I pull open the wardrobe and jump up to reach my holdall on the high shelf. I’m five-foot four. Said shelf is at least eighteen inches above my head. Snowball’s chance in hell of reaching that quietly, hey?
Must be the fourth time I jump for it that I manage to snag the handle and drag the damn thing down on my head. Not sure if it’s the motion or the expletive I shout that finally catches the attention of the rutting whores, but all of a sudden there’s movement from them not centred on their vajayjay’s.
“What the—Genna, babe, what are you doing here?”
Points for originality? Um, nil. “I live here.”
“I thought you were at work.”
“Obviously.”
Blondie is now trying to pull the bedclothes from off the floor while still hiding behind Ruth.

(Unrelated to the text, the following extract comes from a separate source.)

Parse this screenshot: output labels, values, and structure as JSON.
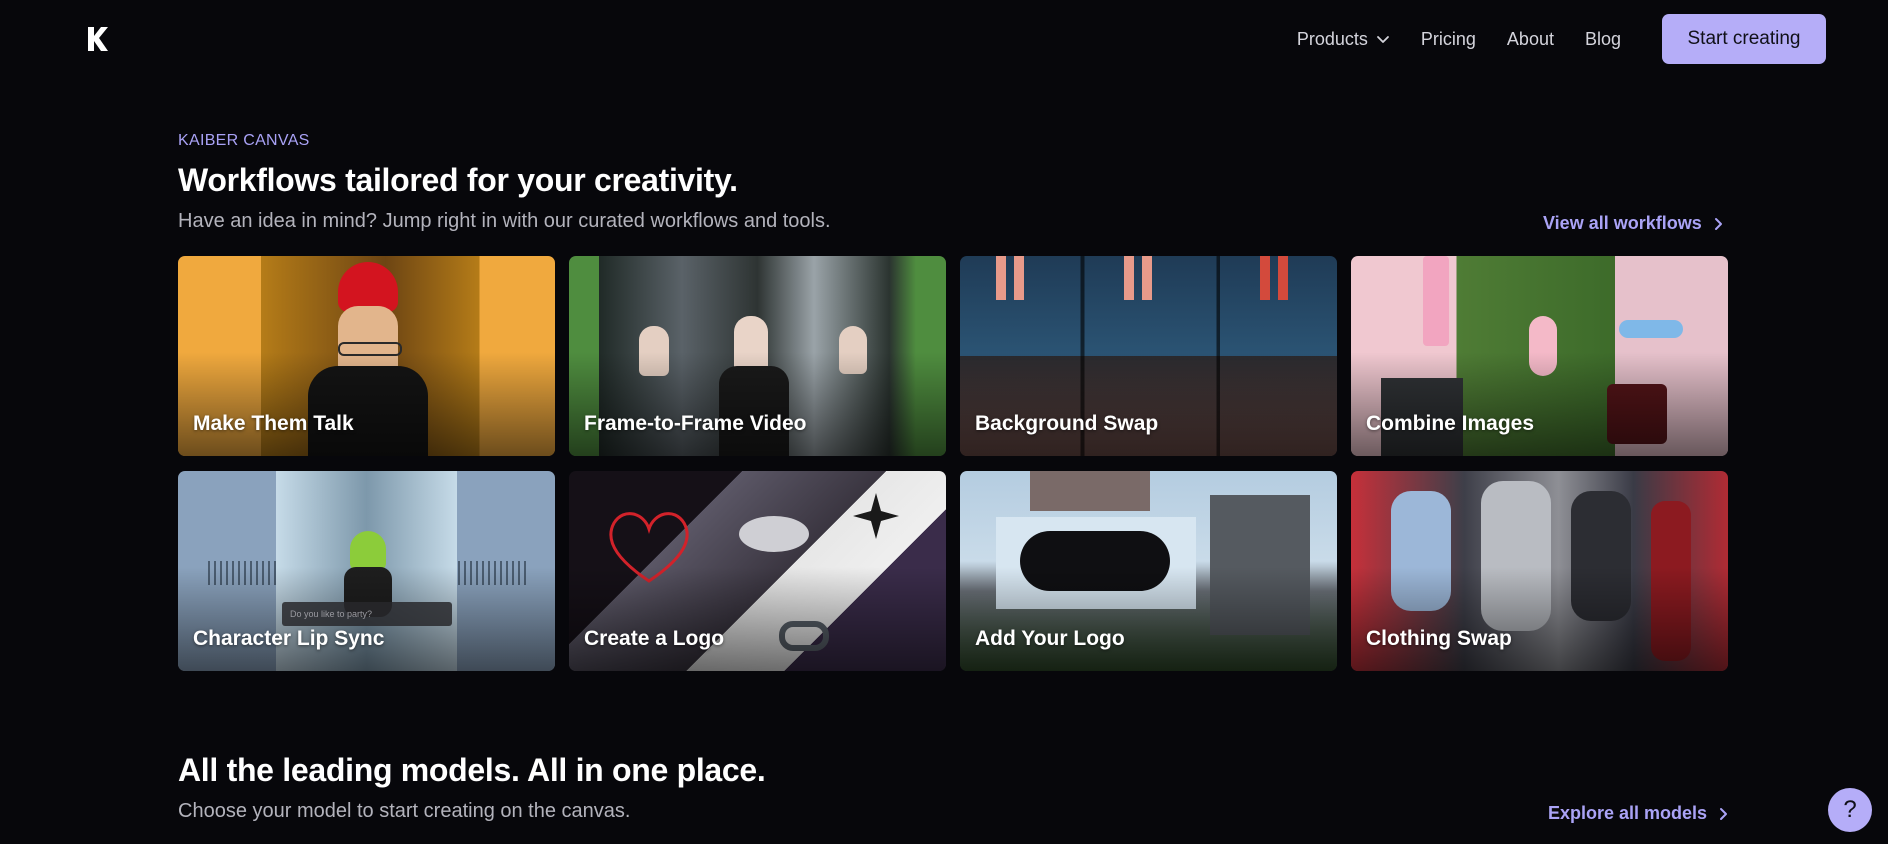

“Mum, could you please go and get me some black bags from the kitchen?” I grab some clothes from the wardrobe and shove them into my bag.

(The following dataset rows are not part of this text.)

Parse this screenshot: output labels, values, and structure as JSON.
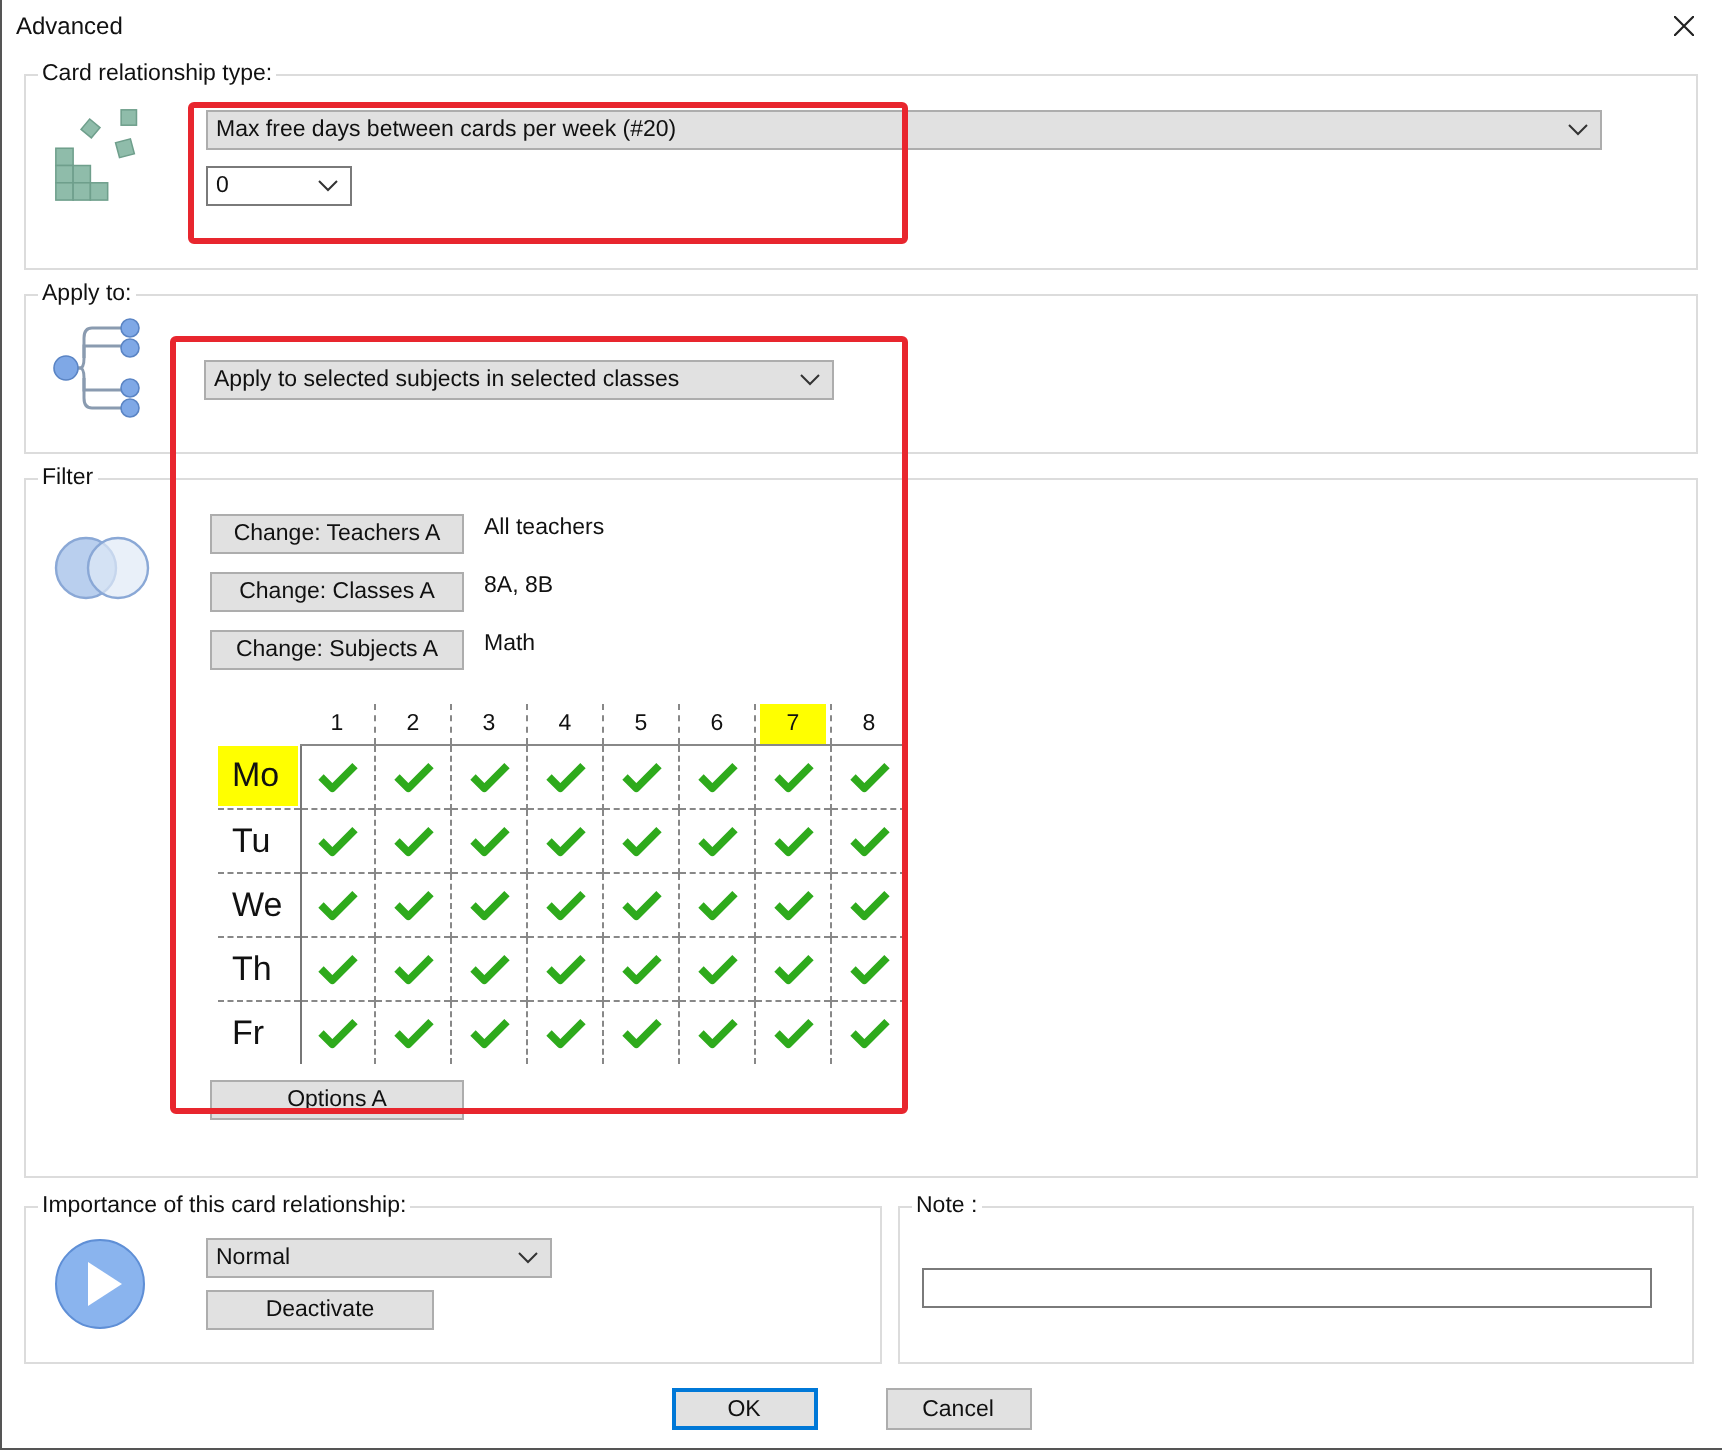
{
  "window": {
    "title": "Advanced"
  },
  "relationship_type": {
    "label": "Card relationship type:",
    "type": "Max free days between cards per week (#20)",
    "value": "0"
  },
  "apply_to": {
    "label": "Apply to:",
    "scope": "Apply to selected subjects in selected classes"
  },
  "filter": {
    "label": "Filter",
    "rows": [
      {
        "button": "Change: Teachers A",
        "value": "All teachers"
      },
      {
        "button": "Change: Classes A",
        "value": "8A, 8B"
      },
      {
        "button": "Change: Subjects A",
        "value": "Math"
      }
    ],
    "periods": [
      {
        "label": "1",
        "selected": false
      },
      {
        "label": "2",
        "selected": false
      },
      {
        "label": "3",
        "selected": false
      },
      {
        "label": "4",
        "selected": false
      },
      {
        "label": "5",
        "selected": false
      },
      {
        "label": "6",
        "selected": false
      },
      {
        "label": "7",
        "selected": true
      },
      {
        "label": "8",
        "selected": false
      }
    ],
    "days": [
      {
        "label": "Mo",
        "selected": true,
        "slots": [
          true,
          true,
          true,
          true,
          true,
          true,
          true,
          true
        ]
      },
      {
        "label": "Tu",
        "selected": false,
        "slots": [
          true,
          true,
          true,
          true,
          true,
          true,
          true,
          true
        ]
      },
      {
        "label": "We",
        "selected": false,
        "slots": [
          true,
          true,
          true,
          true,
          true,
          true,
          true,
          true
        ]
      },
      {
        "label": "Th",
        "selected": false,
        "slots": [
          true,
          true,
          true,
          true,
          true,
          true,
          true,
          true
        ]
      },
      {
        "label": "Fr",
        "selected": false,
        "slots": [
          true,
          true,
          true,
          true,
          true,
          true,
          true,
          true
        ]
      }
    ],
    "options_button": "Options A"
  },
  "importance": {
    "label": "Importance of this card relationship:",
    "level": "Normal",
    "deactivate_button": "Deactivate"
  },
  "note": {
    "label": "Note :"
  },
  "buttons": [
    {
      "label": "OK",
      "default": true
    },
    {
      "label": "Cancel",
      "default": false
    }
  ]
}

“Genna, what are you doing?”
I stare at her as if she’s stupid. It’s one of those looks where you just know it says everything you want it to. “What does it look like I’m doing? Sightseeing?” I don’t have a clue what clothes I actually grab. Really, I couldn’t care less. Same from the drawers. It could be her underwear I’m grabbing for all I could see, but I refuse, absolutely refuse, to let either of them see me cry.
“You don’t have to go anywhere, babe.”
“Do not call me that.” Now, I’m a redhead. We’re talking stop-sign red here, but I don’t have the legendary temper that’s supposed to go with it. Having said that, she’s really starting to piss me off. Scratch that, we’re well beyond “starting,” but in my defence may I point out the skinny blond she was screwing in my bed? Thank you, Your Honour, I will continue.